Assuming this group of CISOs are right in their confidence in their strategies, and the characteristics detected by the report’s authors are a significant factor, they may form a basis for other infosec leaders to learn from.

On the other hand, the survey data released show the majority of responders not confident at all on their abilities. Just 56 per cent of respondents said they are highly effective at protecting against customer-information breaches, and just 51 per cent are highly effective at preventing DDoS attacks.

Overall only 19 per cent of CISOs said their organization is highly effective at preventing breaches.
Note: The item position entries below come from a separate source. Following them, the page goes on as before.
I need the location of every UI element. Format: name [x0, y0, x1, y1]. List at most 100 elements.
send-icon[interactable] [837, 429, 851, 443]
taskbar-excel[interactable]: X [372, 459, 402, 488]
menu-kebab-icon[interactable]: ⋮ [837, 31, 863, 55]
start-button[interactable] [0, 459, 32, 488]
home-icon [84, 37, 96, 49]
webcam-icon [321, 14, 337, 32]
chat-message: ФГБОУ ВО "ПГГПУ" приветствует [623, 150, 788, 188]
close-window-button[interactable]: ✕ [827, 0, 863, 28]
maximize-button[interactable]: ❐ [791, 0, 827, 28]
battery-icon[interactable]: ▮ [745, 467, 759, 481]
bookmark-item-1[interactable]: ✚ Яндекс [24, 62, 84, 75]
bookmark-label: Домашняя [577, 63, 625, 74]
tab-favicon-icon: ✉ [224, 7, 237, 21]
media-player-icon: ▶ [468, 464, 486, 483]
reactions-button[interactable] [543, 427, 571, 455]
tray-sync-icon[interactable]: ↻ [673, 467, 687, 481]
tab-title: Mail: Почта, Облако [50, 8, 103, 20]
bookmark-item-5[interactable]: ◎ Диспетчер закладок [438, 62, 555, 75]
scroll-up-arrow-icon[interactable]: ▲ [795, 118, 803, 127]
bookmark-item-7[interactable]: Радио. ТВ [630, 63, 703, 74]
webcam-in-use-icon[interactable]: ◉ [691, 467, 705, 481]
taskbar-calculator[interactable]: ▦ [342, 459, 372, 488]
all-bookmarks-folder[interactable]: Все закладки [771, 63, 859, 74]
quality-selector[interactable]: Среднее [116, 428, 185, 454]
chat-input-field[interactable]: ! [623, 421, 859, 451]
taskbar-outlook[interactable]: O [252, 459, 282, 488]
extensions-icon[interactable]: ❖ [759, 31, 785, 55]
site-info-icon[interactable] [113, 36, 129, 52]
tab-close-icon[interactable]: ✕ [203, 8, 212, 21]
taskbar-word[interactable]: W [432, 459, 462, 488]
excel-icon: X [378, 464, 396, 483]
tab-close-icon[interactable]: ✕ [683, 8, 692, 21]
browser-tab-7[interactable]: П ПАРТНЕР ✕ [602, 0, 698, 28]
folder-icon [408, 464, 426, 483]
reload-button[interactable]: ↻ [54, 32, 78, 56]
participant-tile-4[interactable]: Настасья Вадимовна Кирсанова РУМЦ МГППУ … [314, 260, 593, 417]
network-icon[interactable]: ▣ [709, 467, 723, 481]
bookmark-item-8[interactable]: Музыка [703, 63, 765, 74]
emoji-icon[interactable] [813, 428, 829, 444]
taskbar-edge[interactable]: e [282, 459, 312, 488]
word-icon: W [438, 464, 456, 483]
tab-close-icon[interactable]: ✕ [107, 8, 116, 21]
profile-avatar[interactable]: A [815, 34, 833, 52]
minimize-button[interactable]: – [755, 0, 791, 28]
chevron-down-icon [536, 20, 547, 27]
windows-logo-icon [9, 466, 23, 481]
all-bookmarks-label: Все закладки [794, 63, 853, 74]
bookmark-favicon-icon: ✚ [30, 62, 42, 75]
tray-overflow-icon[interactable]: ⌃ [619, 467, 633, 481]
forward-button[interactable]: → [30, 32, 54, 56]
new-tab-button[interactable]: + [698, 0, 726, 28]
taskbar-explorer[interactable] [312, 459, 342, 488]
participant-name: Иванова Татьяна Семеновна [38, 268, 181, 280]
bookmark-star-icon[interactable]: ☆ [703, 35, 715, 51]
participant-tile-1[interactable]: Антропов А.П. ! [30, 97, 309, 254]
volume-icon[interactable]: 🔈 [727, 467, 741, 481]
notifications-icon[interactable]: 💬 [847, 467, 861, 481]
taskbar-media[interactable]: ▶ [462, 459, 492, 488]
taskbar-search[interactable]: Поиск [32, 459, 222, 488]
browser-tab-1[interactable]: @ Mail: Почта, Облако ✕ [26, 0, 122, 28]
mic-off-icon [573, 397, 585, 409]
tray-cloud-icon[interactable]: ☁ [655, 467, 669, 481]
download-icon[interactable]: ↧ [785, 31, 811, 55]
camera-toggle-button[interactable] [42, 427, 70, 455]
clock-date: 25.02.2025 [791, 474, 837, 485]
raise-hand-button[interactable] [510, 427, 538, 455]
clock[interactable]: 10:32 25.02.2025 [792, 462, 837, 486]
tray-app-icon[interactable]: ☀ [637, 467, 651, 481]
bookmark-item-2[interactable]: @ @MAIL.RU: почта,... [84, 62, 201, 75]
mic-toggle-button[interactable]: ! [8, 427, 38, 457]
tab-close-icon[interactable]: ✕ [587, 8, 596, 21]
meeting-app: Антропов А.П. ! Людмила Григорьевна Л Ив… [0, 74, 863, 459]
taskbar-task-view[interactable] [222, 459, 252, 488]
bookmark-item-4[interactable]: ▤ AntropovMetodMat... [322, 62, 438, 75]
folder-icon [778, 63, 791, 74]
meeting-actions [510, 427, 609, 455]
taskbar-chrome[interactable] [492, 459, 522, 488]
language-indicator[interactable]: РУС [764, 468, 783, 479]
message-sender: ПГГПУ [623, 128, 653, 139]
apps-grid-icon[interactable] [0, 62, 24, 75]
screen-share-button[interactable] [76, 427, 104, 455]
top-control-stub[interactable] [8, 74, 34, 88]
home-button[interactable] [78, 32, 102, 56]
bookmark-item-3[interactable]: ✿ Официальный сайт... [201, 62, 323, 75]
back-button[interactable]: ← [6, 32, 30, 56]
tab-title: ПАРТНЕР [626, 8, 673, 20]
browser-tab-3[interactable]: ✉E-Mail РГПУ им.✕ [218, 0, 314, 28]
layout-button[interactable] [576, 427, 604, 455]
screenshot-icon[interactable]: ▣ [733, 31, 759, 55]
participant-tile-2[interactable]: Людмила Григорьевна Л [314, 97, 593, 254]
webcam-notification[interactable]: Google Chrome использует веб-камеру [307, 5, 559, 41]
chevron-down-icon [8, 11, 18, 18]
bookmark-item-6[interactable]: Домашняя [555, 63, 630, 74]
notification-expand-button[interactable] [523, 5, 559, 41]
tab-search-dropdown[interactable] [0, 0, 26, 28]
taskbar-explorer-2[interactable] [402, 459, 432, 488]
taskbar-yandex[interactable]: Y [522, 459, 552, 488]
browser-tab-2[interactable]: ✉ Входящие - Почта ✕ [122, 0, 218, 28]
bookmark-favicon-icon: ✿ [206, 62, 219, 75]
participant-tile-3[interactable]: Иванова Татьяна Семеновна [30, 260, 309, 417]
Just over one in ten reported suffering a significant security breach causing reputational or financial damage in the past three years.

Interestingly, 47 per cent of respondents agreed that insufficient quality and amount of data interfered were either a substantial or complete barrier to their security function’s ability to protect against, detect and respond to security issues.

With more CISOs recognizing that automating security functions is vital to keep on top of threats and alerts kicked off from sensors, just one-third of respondents said they currently bautomate more than 40 per cent of their security processes today.

However, two-thirds said will automate 40 per cent or more security tasks in three years.

In order their priorities for automation are threat intelligence, aggregation of alerts or incidents from multiple security tools into a single system, prioritizing incidents based on business criticality, trend reporting and contextualizing and identifying the business criticality of threats.

(By comparison the leading tasks being automated today are rioritizing incidents based on business criticality and aggregating incident reporting.)

As a provider of automation capability, ServiceNow has an interest in the topic. But the report also notes that “no matter how many tasks are done by machines, automation must be combined with process changes and effective talent strategies to deliver its full value. The quality and quantity of the data available is critical, too.”